Zamzow (Sunset Grill): I've been getting a lot of offers on Dylan Bundy in my dynasty league. Give me some advice on how I can send these crazies off. He's untouchable

Jonathan Judge: Have you considered marking their emails as spam? I will defer to our fantasy team on Bundy's long-term desirability, and naturally encourage you to get a subscription level that allows you to invoke the bat signal and ask this very question.

Al (I love DRC): Can we use DRC+ to more accurately project future major league players using their minor league DRC+ numbers?

Jonathan Judge: I would like to think so. Right now, for PECOTA our focus is more on projecting the individual components DRC anticipates for minor leaguers and rebuilding DRC+ from there for the majors. To be honest, though, much of the success when it comes to projections tends to be playing time, which is pretty tricky to project in its own right.

The Fonz (Milwaukee): It really sucks riding a motorcycle in the winter.

Jonathan Judge: Seems pretty dangerous to me in summertime also tbh.

Jay R (NYC): How useful do you envision DRC+ being in evaluating minor leaguers?

Jonathan Judge: I think it depends what you are looking at.

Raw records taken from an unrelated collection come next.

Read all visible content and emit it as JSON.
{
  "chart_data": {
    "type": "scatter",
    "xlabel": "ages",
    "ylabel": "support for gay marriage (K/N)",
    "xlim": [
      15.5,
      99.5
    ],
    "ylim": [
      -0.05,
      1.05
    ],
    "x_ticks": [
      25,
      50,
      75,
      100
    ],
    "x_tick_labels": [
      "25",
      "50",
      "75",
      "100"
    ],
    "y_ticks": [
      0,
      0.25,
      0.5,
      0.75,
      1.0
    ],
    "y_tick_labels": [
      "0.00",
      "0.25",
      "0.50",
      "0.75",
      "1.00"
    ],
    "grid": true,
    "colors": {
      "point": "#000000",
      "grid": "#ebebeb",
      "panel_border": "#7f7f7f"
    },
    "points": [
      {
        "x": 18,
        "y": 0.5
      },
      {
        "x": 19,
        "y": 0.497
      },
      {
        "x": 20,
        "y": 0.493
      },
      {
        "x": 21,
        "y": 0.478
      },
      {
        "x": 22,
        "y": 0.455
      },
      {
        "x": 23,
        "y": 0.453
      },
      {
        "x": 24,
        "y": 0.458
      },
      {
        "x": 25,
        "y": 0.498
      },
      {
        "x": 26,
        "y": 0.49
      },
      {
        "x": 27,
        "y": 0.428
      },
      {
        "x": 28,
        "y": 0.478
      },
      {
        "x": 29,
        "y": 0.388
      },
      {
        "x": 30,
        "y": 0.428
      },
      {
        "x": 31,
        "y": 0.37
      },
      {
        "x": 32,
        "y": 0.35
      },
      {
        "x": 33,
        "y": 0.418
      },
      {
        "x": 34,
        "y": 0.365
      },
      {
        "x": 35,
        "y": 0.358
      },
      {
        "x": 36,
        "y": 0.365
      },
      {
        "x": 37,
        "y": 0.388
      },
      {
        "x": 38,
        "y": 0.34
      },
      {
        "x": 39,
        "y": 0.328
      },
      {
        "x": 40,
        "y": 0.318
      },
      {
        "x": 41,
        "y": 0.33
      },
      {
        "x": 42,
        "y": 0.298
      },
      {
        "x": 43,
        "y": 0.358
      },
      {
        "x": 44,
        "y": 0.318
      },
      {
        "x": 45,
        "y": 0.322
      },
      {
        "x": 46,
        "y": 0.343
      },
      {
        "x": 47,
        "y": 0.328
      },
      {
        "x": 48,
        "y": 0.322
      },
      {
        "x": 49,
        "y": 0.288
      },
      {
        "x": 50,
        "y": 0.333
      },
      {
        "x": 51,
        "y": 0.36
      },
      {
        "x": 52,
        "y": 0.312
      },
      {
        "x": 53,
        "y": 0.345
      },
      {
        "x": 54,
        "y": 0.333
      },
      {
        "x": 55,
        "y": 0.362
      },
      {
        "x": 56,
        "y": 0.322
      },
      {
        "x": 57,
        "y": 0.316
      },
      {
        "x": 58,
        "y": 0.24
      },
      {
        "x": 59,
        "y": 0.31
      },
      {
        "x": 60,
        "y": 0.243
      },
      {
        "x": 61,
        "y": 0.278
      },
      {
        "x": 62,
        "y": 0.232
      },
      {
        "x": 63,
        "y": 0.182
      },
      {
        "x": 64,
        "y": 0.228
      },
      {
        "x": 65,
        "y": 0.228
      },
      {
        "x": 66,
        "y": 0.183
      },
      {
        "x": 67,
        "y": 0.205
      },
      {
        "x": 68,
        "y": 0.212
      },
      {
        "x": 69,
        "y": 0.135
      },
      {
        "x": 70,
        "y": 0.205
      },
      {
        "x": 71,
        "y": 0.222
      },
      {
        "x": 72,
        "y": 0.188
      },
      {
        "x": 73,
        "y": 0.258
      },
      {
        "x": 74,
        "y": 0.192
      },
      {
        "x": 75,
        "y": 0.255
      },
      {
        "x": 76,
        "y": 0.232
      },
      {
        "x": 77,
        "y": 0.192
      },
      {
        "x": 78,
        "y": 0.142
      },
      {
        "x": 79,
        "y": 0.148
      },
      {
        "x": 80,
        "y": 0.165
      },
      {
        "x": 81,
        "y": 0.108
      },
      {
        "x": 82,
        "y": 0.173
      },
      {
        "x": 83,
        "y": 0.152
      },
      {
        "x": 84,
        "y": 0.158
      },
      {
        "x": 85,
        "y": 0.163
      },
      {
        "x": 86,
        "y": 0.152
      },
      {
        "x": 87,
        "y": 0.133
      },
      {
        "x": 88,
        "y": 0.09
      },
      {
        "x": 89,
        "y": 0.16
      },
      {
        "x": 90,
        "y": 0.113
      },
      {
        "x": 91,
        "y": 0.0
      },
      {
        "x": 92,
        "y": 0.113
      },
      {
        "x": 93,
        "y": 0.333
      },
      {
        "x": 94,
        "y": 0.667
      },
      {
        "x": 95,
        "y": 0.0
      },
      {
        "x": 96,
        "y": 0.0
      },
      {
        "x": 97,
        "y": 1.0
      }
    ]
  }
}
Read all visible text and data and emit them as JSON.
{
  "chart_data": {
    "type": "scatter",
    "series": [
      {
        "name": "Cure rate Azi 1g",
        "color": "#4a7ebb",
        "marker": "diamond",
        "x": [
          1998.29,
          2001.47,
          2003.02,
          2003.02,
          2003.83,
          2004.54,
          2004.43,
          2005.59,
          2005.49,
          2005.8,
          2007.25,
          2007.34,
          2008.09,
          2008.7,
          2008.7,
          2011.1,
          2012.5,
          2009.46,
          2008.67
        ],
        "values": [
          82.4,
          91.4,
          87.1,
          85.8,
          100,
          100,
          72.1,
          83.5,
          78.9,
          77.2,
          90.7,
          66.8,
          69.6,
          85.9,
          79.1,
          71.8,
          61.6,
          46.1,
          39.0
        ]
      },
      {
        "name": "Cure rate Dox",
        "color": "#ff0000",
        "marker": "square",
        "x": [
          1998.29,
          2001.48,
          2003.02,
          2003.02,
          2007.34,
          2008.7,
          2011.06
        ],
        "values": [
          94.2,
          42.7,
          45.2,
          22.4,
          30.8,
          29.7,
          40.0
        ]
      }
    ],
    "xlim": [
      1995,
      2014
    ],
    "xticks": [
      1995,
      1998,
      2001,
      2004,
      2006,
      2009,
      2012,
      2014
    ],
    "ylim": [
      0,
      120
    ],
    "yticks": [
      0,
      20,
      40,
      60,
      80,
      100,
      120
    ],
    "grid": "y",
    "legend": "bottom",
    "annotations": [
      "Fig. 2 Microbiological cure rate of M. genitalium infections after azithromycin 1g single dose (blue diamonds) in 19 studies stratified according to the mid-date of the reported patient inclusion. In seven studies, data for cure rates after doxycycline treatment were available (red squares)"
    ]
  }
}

Evaluating them by how stable each component is at each level seems like a plus. Shrinking performances to the mean with smaller sample sizes also seems like a plus. I would think DRC+ would be good to know for any hitting prospect on your mind, provided you keep your eyes on what evaluators are saying and be mindful of confounders like age and repeating of levels.

Dusty (Colorado): Does Wander Javier project to break the DRC+ metric? What's his upside?

Jonathan Judge: If Bonds couldn't break it (and he hasn't) I'm pretty sure DRC+ can handle young Wander. However, he's off to a great start and will be fun to watch as he develops.

Jonathan Judge: Folks, I think that just about does it on the questions I have the insight, or at least the gall to answer. See you later and thanks for your interest.